Sprouted oat flour is made from sprouted hulless oats; oats normally grow with an inedible hull that has to be removed, but hulless oats naturally grow without one, meaning we can keep all of the seed’s nutrients (like protein and fibre) intact. Our sprouted oat flour is 100% whole grain, finely milled.

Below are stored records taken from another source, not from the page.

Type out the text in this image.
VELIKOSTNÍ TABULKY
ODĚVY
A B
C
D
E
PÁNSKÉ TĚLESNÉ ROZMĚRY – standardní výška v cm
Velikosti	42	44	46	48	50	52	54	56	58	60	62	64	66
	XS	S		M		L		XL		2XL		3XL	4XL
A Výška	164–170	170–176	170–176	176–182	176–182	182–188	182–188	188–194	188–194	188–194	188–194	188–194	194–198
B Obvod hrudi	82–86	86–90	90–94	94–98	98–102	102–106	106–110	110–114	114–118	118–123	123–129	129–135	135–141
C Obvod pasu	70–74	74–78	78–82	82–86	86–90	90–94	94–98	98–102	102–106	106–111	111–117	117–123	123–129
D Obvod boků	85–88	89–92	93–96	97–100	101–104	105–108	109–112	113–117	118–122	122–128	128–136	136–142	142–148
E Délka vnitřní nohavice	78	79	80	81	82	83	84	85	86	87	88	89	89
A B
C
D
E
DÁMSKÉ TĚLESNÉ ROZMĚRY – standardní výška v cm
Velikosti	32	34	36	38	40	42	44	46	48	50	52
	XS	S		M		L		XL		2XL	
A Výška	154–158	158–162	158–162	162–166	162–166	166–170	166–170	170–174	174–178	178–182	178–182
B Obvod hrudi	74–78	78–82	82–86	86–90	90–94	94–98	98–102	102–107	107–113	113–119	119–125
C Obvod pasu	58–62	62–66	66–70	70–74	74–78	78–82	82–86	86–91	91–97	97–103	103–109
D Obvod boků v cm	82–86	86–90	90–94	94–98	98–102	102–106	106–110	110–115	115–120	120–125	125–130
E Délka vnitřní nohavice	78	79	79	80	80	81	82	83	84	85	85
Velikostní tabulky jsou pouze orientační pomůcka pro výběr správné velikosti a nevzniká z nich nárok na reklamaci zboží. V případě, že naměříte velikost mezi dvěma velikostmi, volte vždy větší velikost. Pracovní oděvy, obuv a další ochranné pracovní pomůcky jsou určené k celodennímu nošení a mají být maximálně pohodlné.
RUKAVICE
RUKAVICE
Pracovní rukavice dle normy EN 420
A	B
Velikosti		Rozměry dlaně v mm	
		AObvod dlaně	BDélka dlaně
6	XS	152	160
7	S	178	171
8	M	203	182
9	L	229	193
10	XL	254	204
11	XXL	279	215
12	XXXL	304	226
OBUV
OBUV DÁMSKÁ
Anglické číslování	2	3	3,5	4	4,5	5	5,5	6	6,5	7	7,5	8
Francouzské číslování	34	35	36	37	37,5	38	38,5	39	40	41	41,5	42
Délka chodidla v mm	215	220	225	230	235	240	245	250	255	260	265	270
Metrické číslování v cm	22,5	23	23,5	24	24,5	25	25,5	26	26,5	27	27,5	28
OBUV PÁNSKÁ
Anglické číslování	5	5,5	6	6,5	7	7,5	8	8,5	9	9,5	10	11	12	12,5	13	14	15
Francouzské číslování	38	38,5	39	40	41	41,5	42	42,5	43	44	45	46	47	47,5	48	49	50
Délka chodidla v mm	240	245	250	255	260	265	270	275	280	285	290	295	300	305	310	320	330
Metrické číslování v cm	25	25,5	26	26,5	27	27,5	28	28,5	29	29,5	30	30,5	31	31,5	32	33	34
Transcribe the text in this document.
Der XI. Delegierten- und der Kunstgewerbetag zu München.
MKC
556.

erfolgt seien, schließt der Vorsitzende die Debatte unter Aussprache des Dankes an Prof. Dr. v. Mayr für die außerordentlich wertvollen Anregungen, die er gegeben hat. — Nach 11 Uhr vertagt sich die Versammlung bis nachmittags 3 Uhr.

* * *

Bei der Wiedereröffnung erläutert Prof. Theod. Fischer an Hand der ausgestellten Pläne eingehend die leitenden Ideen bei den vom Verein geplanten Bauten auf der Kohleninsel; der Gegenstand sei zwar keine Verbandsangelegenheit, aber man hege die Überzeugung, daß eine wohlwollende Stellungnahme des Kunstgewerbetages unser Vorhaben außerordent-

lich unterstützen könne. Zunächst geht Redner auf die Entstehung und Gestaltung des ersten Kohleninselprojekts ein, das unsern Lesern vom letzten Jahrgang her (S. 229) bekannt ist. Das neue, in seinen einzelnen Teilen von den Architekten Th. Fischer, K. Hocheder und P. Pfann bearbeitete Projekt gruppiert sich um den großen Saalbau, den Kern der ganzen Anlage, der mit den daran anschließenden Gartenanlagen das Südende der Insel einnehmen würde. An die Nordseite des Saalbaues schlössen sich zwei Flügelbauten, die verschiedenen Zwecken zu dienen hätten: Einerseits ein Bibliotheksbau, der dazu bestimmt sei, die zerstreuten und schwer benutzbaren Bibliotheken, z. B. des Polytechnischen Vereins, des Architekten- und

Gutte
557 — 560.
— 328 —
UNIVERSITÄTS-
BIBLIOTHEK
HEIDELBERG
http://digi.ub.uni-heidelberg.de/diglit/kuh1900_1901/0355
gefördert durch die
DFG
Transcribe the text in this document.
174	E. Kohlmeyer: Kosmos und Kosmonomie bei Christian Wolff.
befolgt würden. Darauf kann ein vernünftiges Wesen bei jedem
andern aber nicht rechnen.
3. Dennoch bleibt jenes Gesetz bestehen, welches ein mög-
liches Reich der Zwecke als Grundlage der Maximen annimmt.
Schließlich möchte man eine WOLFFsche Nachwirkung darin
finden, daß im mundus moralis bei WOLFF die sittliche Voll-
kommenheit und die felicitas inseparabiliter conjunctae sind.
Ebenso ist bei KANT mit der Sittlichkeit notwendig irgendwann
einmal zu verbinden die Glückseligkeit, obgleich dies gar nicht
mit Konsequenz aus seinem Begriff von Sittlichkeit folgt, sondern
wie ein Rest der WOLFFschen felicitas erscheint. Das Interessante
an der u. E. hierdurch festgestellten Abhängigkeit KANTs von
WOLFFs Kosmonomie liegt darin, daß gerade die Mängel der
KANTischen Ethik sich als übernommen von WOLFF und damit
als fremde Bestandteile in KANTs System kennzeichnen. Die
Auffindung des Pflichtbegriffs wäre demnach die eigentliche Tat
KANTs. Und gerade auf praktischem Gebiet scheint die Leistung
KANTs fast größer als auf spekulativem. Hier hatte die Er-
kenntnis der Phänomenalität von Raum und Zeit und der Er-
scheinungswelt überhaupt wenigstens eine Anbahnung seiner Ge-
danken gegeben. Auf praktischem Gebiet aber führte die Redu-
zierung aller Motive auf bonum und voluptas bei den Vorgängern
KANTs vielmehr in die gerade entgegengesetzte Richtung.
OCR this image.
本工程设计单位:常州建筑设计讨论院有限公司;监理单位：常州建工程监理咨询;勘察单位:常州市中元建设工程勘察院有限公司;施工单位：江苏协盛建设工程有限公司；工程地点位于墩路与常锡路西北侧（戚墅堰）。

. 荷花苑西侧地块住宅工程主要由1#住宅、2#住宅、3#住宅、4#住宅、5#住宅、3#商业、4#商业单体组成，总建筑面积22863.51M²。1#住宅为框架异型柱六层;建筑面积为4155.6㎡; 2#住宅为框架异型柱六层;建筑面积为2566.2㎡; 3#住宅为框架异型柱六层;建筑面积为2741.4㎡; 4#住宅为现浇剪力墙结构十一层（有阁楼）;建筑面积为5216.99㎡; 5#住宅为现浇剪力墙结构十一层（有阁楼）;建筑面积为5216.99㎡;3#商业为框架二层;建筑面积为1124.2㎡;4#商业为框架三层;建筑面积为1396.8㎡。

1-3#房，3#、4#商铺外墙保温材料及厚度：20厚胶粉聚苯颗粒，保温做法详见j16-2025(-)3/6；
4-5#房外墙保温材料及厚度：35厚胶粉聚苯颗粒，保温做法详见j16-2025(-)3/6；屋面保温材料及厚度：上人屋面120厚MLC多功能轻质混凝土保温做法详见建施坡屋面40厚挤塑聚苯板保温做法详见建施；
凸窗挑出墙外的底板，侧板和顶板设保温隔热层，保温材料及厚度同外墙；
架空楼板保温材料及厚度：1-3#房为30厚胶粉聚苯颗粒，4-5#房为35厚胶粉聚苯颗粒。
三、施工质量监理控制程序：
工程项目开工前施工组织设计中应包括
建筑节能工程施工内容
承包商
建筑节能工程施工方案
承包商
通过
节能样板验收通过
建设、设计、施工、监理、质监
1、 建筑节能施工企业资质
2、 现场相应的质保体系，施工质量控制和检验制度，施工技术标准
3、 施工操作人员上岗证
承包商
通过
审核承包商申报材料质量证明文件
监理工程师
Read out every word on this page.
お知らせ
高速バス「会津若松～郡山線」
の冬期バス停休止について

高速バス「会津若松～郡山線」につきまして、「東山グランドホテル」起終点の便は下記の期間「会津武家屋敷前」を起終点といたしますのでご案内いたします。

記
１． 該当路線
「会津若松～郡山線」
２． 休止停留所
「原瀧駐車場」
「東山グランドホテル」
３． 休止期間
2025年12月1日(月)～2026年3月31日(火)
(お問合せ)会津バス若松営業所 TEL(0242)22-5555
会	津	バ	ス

Our favourite way to eat these is slightly warm – stick them in the microwave for a few seconds until the chocolate chips are just starting to melt – but they’re great cold too. You can substitute semi-sweet or milk chocolate chips if you prefer (or whatever you have on hand), but you can find dark chocolate chips at pretty much any grocery store and they add an extra level of decadence. We formulated the recipe with smooth, runny natural peanut butter; if there is salt added, you may want to leave out the salt in the recipe.

Peanut Butter Chocolate Chip Sprouted Oat Bars

Imagine a peanut butter cookie and a blondie having a wholesome, sprouted baby.
Prep Time: 15 minutes
Cook Time: 12 minutes
Servings: 16

What You'll Need:

  • 2 ½ cups Second Spring Organic Sprouted Oat Flour
  • 2 tsp baking powder
  • ½ tsp baking soda
  • ¼ tsp salt
  • cup packed brown sugar
  • ½ cup smooth natural peanut butter
  • 3 tbsp cold unsalted butter
  • 2 eggs
  • 2 tsp vanilla
  • ½ cup dark chocolate chips

How To Make It:

  • Preheat the oven to 177°C. Line an 20cm (8”) square baking pan with parchment paper.
  • Combine oat flour, baking powder, baking soda and salt.
  • In a large bowl or stand mixer, cream together butter, peanut butter and sugar. Add vanilla and eggs and mix until incorporated.
  • Add the dry mixture to the wet and mix until a stiff dough forms. Fold in chocolate chips.
  • Add the dough to the parchment lined pan and press it firmly and evenly into the bottom. You can press a few additional chocolate chips into the top for extra pretty bars, but it's optional.
  • Bake 12-15 minutes, until a toothpick comes out clean. Transfer to a wire rack and allow to cool before cutting.

Notes

Extra delicious when served slightly warm - heat in the microwave for a few seconds until the chocolate chips are just starting to melt.
Once completely cool, store in an airtight container at room temperature.